• Home
  • About
    • Adrian's Data Science Blog photo

      Adrian's Data Science Blog

      I am a programmer and IT professional turned Data Scientist out of fascination for data driven work, problem-solving, and the high societal impact of big data.

    • Learn More
    • LinkedIn
    • Github
    • Codepen
  • Posts
    • All Posts
    • All Tags
  • Projects

Project Two Billboard

07 Feb 2017

Reading time ~8 minutes

Top 100 Billboard Singles of the Year 2000

Introduction

The objective of this analysis was to utilize billboard data for the top 100 songs of the year 2000. The data set was not clean and so a fair amount of data cleaning would need to be done before starting to do anything with the numbers

Making sense of the data

My first step into this project was to look into the data and get as much information as possible from the given CSV. This would help me find errors, next steps, and overall give me a good plan of action to see what I would be able to extract from the data later on.

What am I looking at?

Billboard data for the top 100 charts for the year 2000, showing the song peak cycle from the time the song entered the top 100 to the time it left. The peak position and date is also given along with the song artist, name, genre, and length.

How big is the data?

Rows: 83, containing song attributes

Columns: 317, containing songs that reached the Top 100 in the year 2000

There is no missing information from this dataset.

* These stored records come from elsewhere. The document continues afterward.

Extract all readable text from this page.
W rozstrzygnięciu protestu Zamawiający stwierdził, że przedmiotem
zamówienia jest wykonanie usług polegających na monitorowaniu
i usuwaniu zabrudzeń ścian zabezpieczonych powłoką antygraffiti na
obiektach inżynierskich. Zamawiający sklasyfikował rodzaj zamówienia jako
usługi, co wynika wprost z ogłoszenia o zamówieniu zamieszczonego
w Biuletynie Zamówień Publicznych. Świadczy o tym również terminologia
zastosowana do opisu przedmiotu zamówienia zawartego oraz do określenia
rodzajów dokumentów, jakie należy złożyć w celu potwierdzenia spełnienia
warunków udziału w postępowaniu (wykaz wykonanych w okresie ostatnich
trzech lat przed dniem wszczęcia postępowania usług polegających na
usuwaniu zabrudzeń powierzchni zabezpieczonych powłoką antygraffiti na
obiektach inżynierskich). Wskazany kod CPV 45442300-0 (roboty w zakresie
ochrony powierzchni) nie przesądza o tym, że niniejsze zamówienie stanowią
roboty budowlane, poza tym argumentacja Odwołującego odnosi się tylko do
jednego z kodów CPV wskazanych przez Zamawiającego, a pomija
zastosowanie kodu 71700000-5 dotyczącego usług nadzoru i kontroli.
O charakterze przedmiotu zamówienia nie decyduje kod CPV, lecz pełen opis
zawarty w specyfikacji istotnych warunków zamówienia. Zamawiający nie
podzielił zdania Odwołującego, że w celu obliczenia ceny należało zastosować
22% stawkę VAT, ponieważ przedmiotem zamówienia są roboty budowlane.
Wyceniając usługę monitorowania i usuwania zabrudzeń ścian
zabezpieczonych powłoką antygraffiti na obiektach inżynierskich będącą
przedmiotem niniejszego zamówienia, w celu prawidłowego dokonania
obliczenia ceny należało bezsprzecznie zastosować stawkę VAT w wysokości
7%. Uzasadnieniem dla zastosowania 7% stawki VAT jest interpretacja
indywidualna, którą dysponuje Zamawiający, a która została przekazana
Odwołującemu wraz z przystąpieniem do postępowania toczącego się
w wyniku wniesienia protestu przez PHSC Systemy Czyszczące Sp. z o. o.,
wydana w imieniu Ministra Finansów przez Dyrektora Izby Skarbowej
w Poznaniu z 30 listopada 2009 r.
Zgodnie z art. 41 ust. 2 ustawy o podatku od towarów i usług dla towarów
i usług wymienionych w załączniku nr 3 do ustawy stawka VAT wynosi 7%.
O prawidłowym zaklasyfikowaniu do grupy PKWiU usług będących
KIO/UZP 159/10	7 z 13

What do these headers mean?

  • year - Year is 2000 for all songs, denoting they peaked in the top 100 during this year
  • artist.inverted - artist or band name, artist full name will be inverted
  • track - Track title
  • time - Track length, is later on converted to seconds
  • genre- Track genre from 12 given genres
  • date.entered - Date the track entered the top 100
  • date.peaked - Peak date of the track (highest position on the top 100)
  • x1st.week - x76th.week - position at given week number for the given track

columns added later on:

  • weeks to peak - how long it took for the song to peak in the charts
  • weeks on chart - how long the song remained in the top 100 charts
  • worst position - worst chart ranking during its top 100 position
  • best position - best chart ranking during its top 100 position
  • enter rank - the rank the song entered the top 100 charts with
  • exit rank - the rank the song exited the top 100 charts with

Are there any problems with the data?

Overall the issues with the data were formatting related with issues such as the header formatting. I needed to convert the header names properly to make them more understandable.

Time and date were going to be an issue as well because the song length was not setup properly in MM:SS format and the date entered and date peaked data were strings instead of date values. This would mean that should I need to make calculations on these dates, then it might be hard to do down the line.

Some big problems I found were also around the genre and the classification of data around it. The given classifications are very confusing since they don’t seem to match the songs. There also seem to be some input errors with the genre R&B that would need some cleaning.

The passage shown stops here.